さらに、防犯フィルムを窓ガラスに貼ることでガラス破りへの備えを強化できます。センサーライトを窓の近くに設置すれば、人の動きを検知して自動で点灯し、不審者を威嚇する効果も見込めます。ひとつの対策だけで完璧を目指すのではなく、複数の方法を組み合わせて窓全体の守りを固めていきましょう。
(参考: 警察庁「住まいる防犯110番」)
よくある質問
防犯格子は意味がないと聞きましたが、実際はどうですか?
面格子があることで窓からの侵入に時間がかかるようになり、犯行をためらわせる抑止効果が期待できます。警察庁「住まいる防犯110番」でも、侵入に時間がかかる環境づくりが防犯対策として紹介されています。ただし、面格子だけで侵入を防ぎきれるとは限らないため、補助錠や防犯フィルムとの併用がおすすめです。
面格子があると火災のとき逃げられないのでは?
室内側から取り外せるタイプの面格子を選ぶことで、緊急時の避難経路を確保できます。寝室や子ども部屋など、避難に使う可能性がある窓には、ワンタッチで解除できる構造の製品を選ぶと安心です。設置場所ごとに避難動線を確認しておきましょう。
面格子の取り付けは自分でもできますか?
DIY向けの製品であれば自分で取り付けることも可能です。ただし、外壁にビスを打つタイプは壁の材質に合った工具が必要になります。室内設置の突っ張り式であれば工具不要で取り付けられるため、DIYが初めての方でも比較的取り組みやすいでしょう。不安がある場合は、業者に相談することをおすすめします。
マンションの窓に面格子を後付けできますか?
マンションでは窓の外側(サッシや外壁)が共用部にあたるケースが多く、外付け面格子の取り付けには管理組合の許可が必要になることがあります。室内面格子であれば共用部に手を加えずに設置できるため、マンションでも導入しやすい方法です。設置前に管理規約を確認し、管理会社に相談しておくと安心です。

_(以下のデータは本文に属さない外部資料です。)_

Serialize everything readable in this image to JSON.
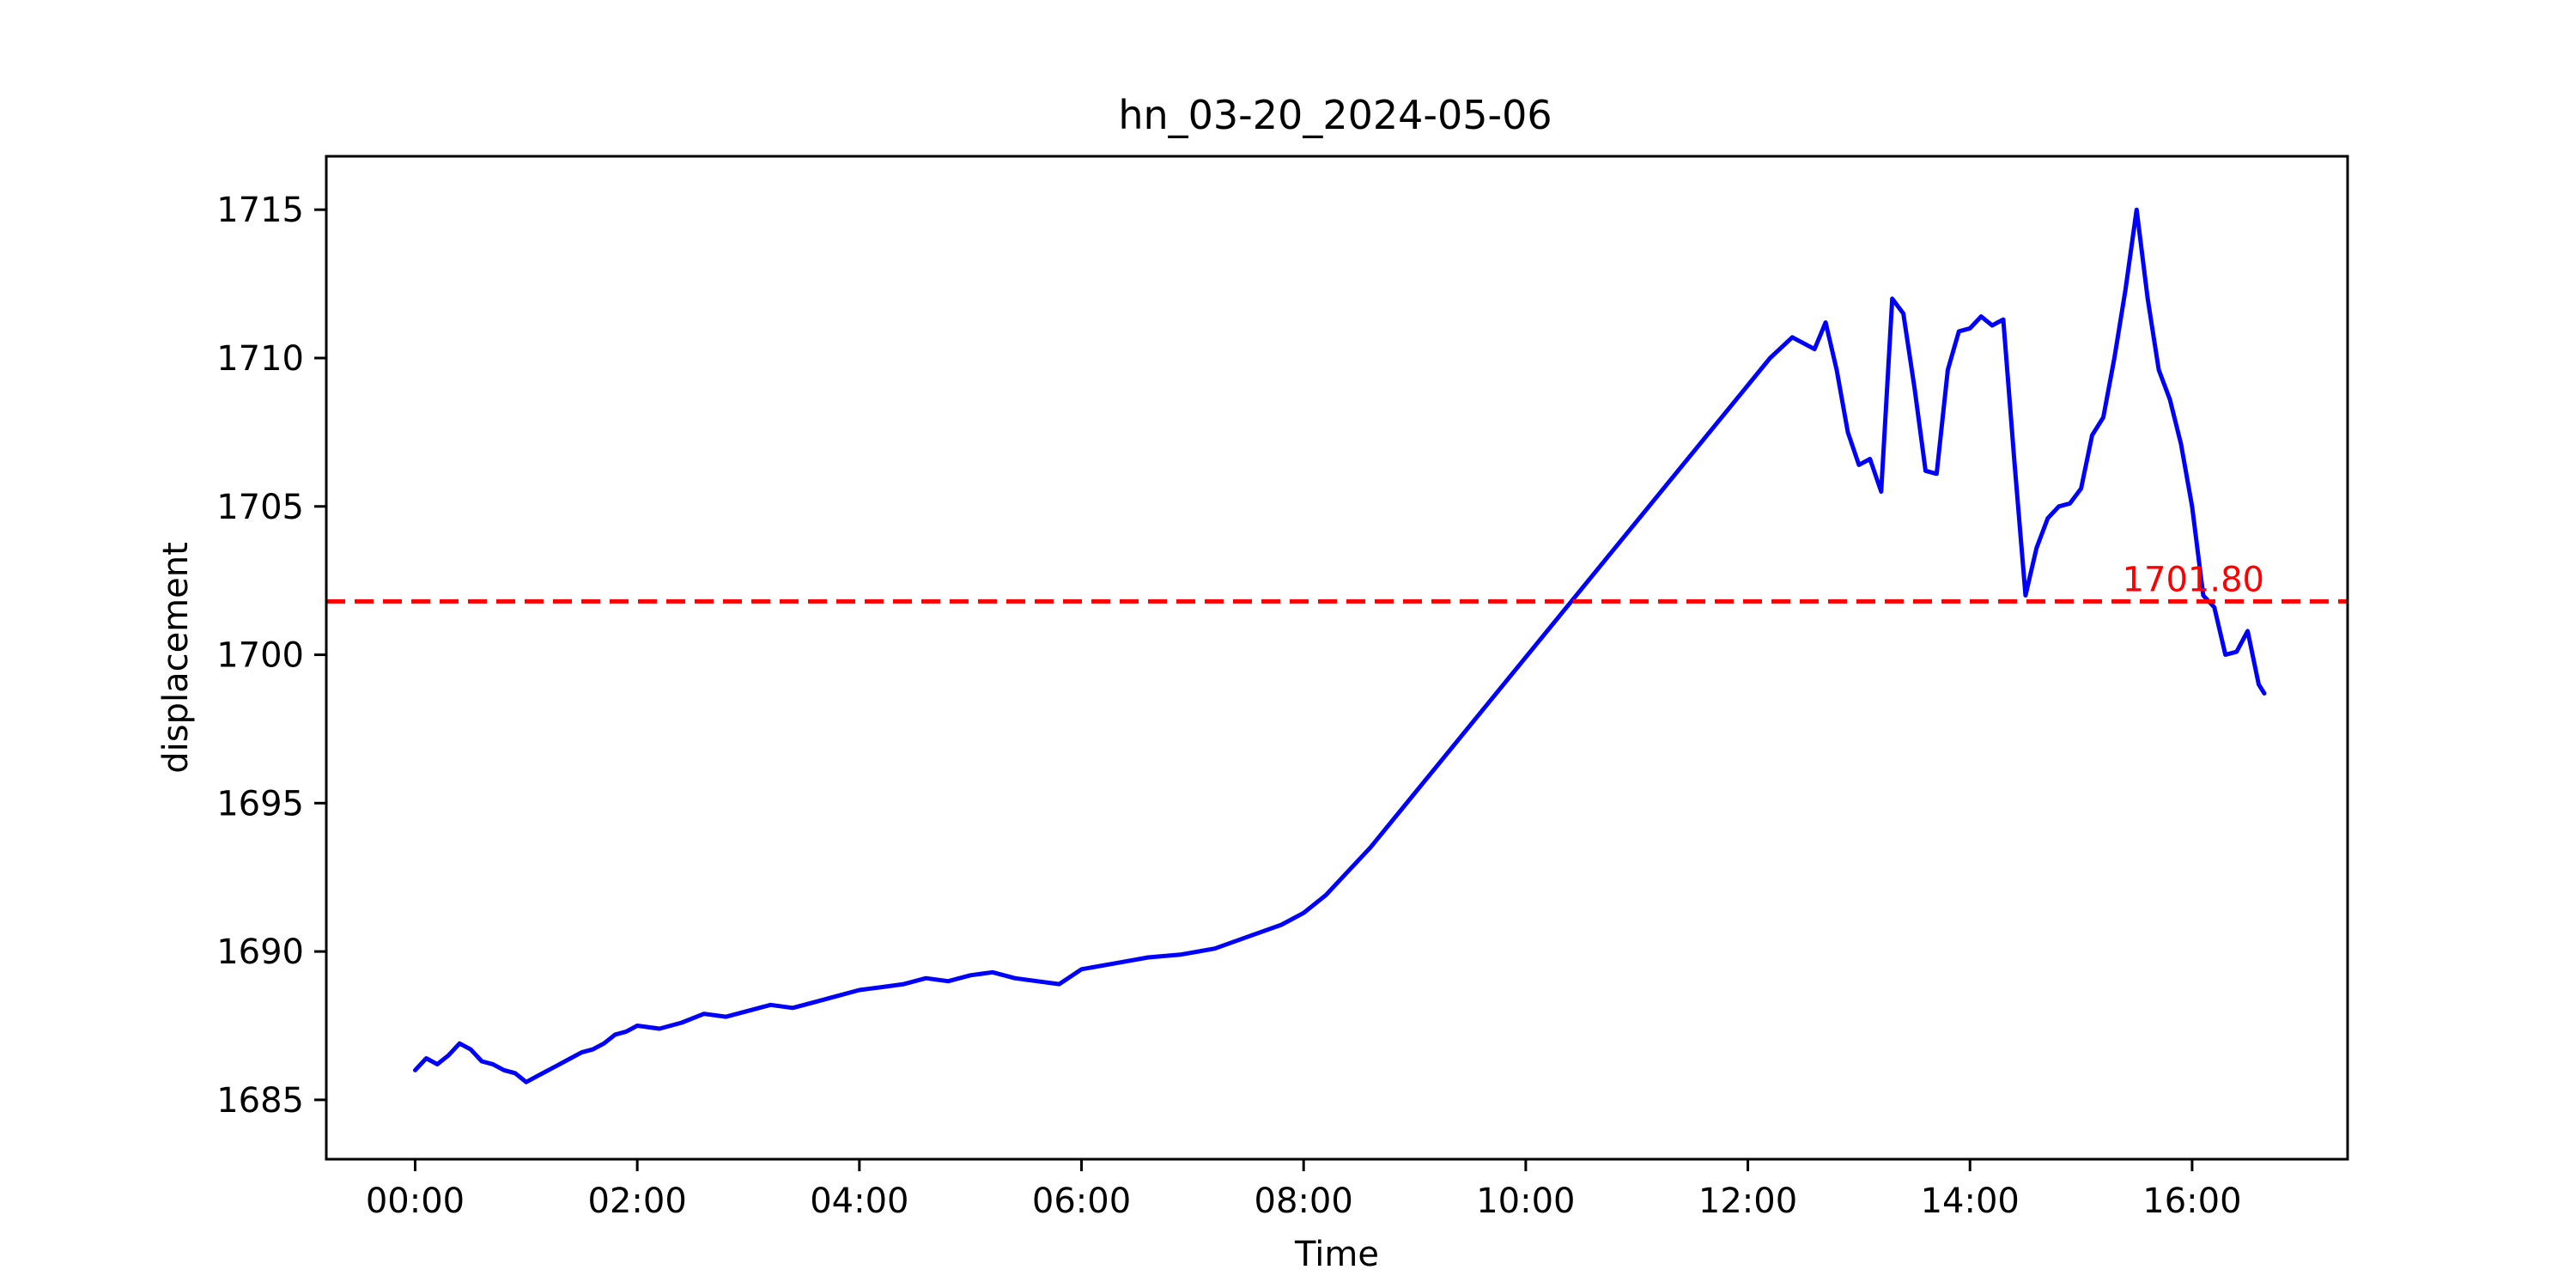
{
  "chart_data": {
    "type": "line",
    "title": "hn_03-20_2024-05-06",
    "xlabel": "Time",
    "ylabel": "displacement",
    "x_unit": "hours",
    "xlim": [
      -0.8,
      17.4
    ],
    "ylim": [
      1683.0,
      1716.8
    ],
    "x_ticks": [
      {
        "value": 0,
        "label": "00:00"
      },
      {
        "value": 2,
        "label": "02:00"
      },
      {
        "value": 4,
        "label": "04:00"
      },
      {
        "value": 6,
        "label": "06:00"
      },
      {
        "value": 8,
        "label": "08:00"
      },
      {
        "value": 10,
        "label": "10:00"
      },
      {
        "value": 12,
        "label": "12:00"
      },
      {
        "value": 14,
        "label": "14:00"
      },
      {
        "value": 16,
        "label": "16:00"
      }
    ],
    "y_ticks": [
      {
        "value": 1685,
        "label": "1685"
      },
      {
        "value": 1690,
        "label": "1690"
      },
      {
        "value": 1695,
        "label": "1695"
      },
      {
        "value": 1700,
        "label": "1700"
      },
      {
        "value": 1705,
        "label": "1705"
      },
      {
        "value": 1710,
        "label": "1710"
      },
      {
        "value": 1715,
        "label": "1715"
      }
    ],
    "grid": false,
    "series": [
      {
        "color": "#0000ff",
        "x": [
          0,
          0.1,
          0.2,
          0.3,
          0.4,
          0.5,
          0.6,
          0.7,
          0.8,
          0.9,
          1.0,
          1.1,
          1.2,
          1.3,
          1.4,
          1.5,
          1.6,
          1.7,
          1.8,
          1.9,
          2.0,
          2.2,
          2.4,
          2.6,
          2.8,
          3.0,
          3.2,
          3.4,
          3.6,
          3.8,
          4.0,
          4.2,
          4.4,
          4.6,
          4.8,
          5.0,
          5.2,
          5.4,
          5.6,
          5.8,
          6.0,
          6.3,
          6.6,
          6.9,
          7.2,
          7.5,
          7.8,
          8.0,
          8.2,
          8.4,
          8.6,
          12.2,
          12.4,
          12.6,
          12.7,
          12.8,
          12.9,
          13.0,
          13.1,
          13.2,
          13.3,
          13.4,
          13.5,
          13.6,
          13.7,
          13.8,
          13.9,
          14.0,
          14.1,
          14.2,
          14.3,
          14.4,
          14.5,
          14.6,
          14.7,
          14.8,
          14.9,
          15.0,
          15.1,
          15.2,
          15.3,
          15.4,
          15.5,
          15.6,
          15.7,
          15.8,
          15.9,
          16.0,
          16.1,
          16.2,
          16.3,
          16.4,
          16.5,
          16.6,
          16.65
        ],
        "y": [
          1686.0,
          1686.4,
          1686.2,
          1686.5,
          1686.9,
          1686.7,
          1686.3,
          1686.2,
          1686.0,
          1685.9,
          1685.6,
          1685.8,
          1686.0,
          1686.2,
          1686.4,
          1686.6,
          1686.7,
          1686.9,
          1687.2,
          1687.3,
          1687.5,
          1687.4,
          1687.6,
          1687.9,
          1687.8,
          1688.0,
          1688.2,
          1688.1,
          1688.3,
          1688.5,
          1688.7,
          1688.8,
          1688.9,
          1689.1,
          1689.0,
          1689.2,
          1689.3,
          1689.1,
          1689.0,
          1688.9,
          1689.4,
          1689.6,
          1689.8,
          1689.9,
          1690.1,
          1690.5,
          1690.9,
          1691.3,
          1691.9,
          1692.7,
          1693.5,
          1710.0,
          1710.7,
          1710.3,
          1711.2,
          1709.6,
          1707.5,
          1706.4,
          1706.6,
          1705.5,
          1712.0,
          1711.5,
          1709.0,
          1706.2,
          1706.1,
          1709.6,
          1710.9,
          1711.0,
          1711.4,
          1711.1,
          1711.3,
          1706.5,
          1702.0,
          1703.6,
          1704.6,
          1705.0,
          1705.1,
          1705.6,
          1707.4,
          1708.0,
          1710.0,
          1712.3,
          1715.0,
          1712.0,
          1709.6,
          1708.6,
          1707.1,
          1705.0,
          1702.0,
          1701.6,
          1700.0,
          1700.1,
          1700.8,
          1699.0,
          1698.7
        ]
      }
    ],
    "threshold": {
      "value": 1701.8,
      "label": "1701.80",
      "color": "#ff0000",
      "style": "dashed"
    }
  }
}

ホームセキュリティの導入も検討したい方は、こちらの比較記事も参考にしてください。

まとめ
窓の防犯格子は後付けが可能で、種類や素材、設置方法を窓の状況に合わせて選ぶことが大切です。縦面格子はコストを抑えやすく、ヒシクロスや井桁面格子は防犯性能に優れています。賃貸住宅でも突っ張り式の室内面格子なら穴あけ不要で設置できます。
面格子に加えて、窓用補助錠や防犯フィルムを組み合わせることで、窓全体の防犯性をさらに高めることができます。まずは自宅の窓の状況を確認し、できるところから対策を始めてみてはいかがでしょうか。